Apache Spark Interview Questions (Top 50)
Spark is a distributed computing engine that processes data in-memory, making it 10-100x faster than MapReduce for iterative algorithms. MapReduce writes intermediate results to disk; Spark keeps...
Key Insights
- Understanding the difference between narrow and wide transformations is crucial—it determines shuffle behavior and directly impacts job performance in production systems.
- DataFrames should be your default choice over RDDs in modern Spark applications; the Catalyst optimizer provides optimizations that hand-written RDD code cannot match.
- Most Spark interview failures stem from inability to explain data skew solutions and memory management—these are the areas that separate junior from senior engineers.
Spark Fundamentals & Architecture (Questions 1-10)
Q1: What is Apache Spark and how does it differ from Hadoop MapReduce?
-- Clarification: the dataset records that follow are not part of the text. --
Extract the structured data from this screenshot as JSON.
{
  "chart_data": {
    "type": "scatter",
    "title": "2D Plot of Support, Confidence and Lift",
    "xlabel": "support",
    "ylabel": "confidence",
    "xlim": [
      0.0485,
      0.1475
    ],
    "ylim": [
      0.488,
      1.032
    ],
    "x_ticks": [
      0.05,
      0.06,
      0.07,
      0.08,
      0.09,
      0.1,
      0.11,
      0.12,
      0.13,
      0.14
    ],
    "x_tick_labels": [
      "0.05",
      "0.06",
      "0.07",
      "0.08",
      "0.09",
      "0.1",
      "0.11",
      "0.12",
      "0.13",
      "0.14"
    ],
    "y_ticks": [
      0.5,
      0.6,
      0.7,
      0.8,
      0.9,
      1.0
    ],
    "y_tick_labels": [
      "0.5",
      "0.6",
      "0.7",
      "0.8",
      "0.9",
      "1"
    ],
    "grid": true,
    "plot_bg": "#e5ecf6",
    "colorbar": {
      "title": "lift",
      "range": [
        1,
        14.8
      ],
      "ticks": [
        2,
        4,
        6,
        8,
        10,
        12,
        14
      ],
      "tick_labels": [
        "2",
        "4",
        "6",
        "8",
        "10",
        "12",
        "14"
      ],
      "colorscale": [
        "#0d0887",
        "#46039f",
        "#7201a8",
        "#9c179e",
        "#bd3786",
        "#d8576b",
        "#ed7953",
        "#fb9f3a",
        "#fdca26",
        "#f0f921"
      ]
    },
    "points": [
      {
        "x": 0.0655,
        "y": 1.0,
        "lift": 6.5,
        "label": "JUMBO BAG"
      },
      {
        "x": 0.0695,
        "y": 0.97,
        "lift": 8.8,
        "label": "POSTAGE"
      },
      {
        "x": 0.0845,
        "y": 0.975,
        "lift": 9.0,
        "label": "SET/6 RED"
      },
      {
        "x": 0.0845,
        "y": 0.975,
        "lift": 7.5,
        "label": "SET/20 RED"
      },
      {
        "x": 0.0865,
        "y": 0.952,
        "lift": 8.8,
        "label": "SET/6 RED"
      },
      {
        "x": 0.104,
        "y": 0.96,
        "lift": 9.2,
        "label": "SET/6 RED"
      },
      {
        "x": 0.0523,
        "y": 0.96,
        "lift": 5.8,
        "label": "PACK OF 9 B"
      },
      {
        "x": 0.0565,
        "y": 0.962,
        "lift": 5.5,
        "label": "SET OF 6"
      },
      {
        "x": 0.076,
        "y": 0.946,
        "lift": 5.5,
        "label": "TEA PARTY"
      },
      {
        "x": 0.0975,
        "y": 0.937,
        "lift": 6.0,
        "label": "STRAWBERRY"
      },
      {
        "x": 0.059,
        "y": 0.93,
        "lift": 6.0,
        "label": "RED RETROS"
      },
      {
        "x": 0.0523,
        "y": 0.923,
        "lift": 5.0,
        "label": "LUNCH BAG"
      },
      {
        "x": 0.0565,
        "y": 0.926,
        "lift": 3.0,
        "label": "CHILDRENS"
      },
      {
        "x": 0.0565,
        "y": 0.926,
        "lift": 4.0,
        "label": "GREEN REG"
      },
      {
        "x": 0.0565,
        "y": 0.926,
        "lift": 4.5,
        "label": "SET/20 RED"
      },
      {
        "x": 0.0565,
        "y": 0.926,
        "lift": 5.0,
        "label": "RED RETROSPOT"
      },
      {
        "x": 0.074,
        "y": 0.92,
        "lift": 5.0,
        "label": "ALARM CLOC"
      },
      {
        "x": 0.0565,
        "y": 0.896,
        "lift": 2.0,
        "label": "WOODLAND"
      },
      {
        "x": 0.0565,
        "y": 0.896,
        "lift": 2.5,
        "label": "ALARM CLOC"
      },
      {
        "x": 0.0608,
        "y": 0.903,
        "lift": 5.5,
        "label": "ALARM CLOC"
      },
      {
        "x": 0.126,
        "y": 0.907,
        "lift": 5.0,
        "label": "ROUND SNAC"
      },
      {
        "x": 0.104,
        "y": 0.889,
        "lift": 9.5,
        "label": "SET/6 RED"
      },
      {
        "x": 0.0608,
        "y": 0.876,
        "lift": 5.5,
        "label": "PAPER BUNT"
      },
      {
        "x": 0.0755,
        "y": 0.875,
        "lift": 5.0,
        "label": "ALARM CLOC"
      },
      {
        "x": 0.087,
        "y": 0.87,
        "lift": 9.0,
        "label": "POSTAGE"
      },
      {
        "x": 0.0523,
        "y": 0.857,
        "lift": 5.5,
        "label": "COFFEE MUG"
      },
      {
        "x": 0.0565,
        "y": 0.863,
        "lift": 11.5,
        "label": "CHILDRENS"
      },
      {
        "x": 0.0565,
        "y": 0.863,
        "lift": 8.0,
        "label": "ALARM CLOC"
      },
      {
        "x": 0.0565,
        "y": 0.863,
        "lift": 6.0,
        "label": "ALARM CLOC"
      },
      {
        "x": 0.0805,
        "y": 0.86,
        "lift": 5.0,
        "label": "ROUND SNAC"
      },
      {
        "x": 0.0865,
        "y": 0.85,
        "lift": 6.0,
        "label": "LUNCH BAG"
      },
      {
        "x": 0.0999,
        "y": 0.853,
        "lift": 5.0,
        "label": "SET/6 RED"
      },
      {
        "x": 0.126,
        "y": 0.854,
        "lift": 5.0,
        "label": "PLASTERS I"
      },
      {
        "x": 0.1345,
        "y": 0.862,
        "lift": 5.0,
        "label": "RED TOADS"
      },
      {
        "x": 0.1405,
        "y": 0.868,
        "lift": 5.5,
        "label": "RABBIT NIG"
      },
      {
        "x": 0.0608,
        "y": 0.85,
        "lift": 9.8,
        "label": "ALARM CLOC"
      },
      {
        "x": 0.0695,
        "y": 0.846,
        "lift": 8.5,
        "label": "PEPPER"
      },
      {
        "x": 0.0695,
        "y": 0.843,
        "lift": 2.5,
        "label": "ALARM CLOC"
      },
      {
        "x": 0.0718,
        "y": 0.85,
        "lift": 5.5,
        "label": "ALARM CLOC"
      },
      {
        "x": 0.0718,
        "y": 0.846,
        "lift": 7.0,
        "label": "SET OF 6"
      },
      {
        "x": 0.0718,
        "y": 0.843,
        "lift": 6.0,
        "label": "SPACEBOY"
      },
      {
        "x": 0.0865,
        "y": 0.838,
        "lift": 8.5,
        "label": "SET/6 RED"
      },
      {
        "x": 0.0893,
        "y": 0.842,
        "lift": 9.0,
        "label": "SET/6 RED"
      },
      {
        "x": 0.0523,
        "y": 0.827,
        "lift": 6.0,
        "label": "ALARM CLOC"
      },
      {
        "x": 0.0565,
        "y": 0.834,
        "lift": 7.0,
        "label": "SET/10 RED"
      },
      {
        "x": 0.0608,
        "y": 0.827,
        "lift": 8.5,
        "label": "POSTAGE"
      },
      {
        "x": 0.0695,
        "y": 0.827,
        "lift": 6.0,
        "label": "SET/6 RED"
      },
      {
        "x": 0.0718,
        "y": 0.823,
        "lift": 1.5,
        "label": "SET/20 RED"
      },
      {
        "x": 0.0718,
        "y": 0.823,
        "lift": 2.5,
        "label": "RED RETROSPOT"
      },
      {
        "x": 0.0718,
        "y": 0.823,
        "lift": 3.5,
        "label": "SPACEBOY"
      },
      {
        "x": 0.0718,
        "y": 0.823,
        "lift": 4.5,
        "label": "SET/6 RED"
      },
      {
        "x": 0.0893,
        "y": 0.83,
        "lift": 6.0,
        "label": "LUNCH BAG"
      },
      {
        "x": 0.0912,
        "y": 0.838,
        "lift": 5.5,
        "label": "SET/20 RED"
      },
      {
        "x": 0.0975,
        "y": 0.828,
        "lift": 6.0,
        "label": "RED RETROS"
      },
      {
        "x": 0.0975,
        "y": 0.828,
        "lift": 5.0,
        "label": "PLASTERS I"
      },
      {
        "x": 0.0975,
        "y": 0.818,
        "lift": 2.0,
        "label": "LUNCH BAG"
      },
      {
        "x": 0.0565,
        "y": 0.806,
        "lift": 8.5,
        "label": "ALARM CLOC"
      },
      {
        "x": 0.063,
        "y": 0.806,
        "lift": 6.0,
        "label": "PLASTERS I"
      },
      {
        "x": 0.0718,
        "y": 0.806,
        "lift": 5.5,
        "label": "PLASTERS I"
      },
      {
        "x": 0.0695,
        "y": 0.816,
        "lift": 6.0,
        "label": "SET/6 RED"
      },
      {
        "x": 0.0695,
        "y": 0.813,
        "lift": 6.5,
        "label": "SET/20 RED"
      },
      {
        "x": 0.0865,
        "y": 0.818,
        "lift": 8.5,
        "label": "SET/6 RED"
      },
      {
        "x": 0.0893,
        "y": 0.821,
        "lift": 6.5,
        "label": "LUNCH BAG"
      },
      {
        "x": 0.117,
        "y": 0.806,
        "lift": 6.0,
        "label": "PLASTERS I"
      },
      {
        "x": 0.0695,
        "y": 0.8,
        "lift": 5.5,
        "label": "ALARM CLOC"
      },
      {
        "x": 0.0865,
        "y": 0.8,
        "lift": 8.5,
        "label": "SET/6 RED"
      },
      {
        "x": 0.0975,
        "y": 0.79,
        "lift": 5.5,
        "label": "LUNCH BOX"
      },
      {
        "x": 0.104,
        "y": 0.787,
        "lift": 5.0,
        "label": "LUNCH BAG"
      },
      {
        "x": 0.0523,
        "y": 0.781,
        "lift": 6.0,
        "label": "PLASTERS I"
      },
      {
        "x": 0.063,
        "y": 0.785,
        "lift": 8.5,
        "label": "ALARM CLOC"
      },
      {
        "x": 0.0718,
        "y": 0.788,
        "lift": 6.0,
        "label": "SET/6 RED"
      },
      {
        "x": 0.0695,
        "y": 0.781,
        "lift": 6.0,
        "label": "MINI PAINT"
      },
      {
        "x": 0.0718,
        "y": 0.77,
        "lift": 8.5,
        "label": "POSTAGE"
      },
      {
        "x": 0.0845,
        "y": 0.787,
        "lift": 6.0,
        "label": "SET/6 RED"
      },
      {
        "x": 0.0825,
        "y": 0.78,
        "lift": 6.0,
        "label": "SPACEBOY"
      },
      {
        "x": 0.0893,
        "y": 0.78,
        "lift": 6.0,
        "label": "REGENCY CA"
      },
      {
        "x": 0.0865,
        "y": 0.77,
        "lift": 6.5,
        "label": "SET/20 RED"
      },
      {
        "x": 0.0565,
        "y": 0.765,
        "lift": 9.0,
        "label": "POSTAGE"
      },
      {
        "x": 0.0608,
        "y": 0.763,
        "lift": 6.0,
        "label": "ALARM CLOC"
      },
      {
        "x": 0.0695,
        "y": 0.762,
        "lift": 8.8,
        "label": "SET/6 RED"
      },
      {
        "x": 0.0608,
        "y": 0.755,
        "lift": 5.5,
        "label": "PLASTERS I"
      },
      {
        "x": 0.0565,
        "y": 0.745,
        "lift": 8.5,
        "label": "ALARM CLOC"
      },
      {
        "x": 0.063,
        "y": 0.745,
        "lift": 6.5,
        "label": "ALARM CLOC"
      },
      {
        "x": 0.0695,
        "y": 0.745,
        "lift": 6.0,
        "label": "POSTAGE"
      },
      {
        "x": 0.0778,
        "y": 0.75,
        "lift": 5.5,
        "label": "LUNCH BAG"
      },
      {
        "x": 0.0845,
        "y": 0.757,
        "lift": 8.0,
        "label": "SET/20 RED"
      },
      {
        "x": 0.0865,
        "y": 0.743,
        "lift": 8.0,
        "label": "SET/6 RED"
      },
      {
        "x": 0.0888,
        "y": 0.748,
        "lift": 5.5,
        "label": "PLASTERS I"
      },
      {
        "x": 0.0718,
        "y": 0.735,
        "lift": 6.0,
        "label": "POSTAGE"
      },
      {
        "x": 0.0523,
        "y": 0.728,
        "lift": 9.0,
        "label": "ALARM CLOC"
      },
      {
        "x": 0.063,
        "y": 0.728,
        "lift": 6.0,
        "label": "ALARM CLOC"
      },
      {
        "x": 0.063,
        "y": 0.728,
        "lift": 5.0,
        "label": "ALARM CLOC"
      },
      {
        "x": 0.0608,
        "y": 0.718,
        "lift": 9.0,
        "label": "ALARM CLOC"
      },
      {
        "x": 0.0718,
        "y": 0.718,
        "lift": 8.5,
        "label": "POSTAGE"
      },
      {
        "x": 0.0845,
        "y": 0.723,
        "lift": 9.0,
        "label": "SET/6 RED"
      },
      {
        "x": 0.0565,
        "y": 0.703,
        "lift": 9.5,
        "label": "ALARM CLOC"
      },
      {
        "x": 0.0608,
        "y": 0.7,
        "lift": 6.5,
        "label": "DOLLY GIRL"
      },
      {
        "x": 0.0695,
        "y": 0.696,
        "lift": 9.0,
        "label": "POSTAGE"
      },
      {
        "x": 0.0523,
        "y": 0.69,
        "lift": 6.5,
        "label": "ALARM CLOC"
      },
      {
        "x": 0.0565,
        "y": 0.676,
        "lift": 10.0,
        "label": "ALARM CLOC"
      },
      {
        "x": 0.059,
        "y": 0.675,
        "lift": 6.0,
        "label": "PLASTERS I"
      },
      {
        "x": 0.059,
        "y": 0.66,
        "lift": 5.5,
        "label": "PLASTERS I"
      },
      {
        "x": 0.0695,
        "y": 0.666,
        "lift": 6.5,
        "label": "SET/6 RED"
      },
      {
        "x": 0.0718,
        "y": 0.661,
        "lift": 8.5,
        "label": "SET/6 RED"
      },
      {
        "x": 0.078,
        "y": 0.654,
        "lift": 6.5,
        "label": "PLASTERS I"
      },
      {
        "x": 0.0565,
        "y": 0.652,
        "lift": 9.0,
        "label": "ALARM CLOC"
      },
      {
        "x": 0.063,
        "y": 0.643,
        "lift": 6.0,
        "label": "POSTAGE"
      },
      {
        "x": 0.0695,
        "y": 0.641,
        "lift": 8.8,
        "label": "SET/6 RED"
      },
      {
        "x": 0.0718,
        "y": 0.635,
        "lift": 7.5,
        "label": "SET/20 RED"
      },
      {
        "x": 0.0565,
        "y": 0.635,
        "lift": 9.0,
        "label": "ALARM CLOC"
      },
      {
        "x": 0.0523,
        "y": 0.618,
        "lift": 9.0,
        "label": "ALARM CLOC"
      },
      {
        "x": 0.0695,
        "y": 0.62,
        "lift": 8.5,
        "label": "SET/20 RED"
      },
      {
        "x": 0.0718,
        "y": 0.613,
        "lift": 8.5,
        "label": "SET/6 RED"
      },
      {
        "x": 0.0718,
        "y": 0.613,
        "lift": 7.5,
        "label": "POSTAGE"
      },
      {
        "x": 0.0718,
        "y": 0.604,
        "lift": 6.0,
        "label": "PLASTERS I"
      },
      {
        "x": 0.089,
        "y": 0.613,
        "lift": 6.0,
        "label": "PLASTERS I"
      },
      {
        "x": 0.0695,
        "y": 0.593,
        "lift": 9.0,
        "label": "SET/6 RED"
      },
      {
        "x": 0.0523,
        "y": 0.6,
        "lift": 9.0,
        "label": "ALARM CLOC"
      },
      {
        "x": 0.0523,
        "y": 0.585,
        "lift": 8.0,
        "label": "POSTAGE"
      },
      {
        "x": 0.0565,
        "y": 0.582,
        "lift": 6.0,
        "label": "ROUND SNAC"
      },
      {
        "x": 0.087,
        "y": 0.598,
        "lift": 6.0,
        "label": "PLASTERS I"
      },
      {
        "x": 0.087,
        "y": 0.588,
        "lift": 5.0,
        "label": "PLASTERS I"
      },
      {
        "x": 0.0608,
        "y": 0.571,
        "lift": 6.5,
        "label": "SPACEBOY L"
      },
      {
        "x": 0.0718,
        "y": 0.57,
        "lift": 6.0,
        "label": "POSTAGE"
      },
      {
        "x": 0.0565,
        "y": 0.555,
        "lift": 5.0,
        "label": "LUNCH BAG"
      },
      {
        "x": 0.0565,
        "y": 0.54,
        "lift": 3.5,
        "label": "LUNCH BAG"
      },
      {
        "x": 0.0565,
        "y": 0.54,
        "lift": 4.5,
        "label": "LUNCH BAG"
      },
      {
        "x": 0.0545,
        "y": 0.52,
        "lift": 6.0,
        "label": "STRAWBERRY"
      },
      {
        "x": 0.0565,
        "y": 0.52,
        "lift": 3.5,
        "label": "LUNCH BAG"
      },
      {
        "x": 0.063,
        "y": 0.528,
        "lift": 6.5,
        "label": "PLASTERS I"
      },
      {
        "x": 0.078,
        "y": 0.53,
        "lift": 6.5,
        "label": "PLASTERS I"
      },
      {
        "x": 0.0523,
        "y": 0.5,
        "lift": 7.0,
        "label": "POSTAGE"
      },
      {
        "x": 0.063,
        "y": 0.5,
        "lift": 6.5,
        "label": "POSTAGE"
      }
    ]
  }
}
Spark is a distributed computing engine that processes data in-memory, making it 10-100x faster than MapReduce for iterative algorithms. MapReduce writes intermediate results to disk; Spark keeps them in memory across operations.
Q2: Explain the Spark architecture.
The driver program runs your main function and creates SparkContext. It coordinates with cluster managers (YARN, Mesos, Kubernetes, or Standalone) to allocate executors on worker nodes. Executors run tasks and store data for caching.
Q3: What is lazy evaluation?
Transformations don’t execute immediately—Spark builds a DAG (Directed Acyclic Graph) of operations. Execution only happens when an action is called. This allows Spark to optimize the entire computation chain.
Q4: What’s the difference between SparkContext and SparkSession?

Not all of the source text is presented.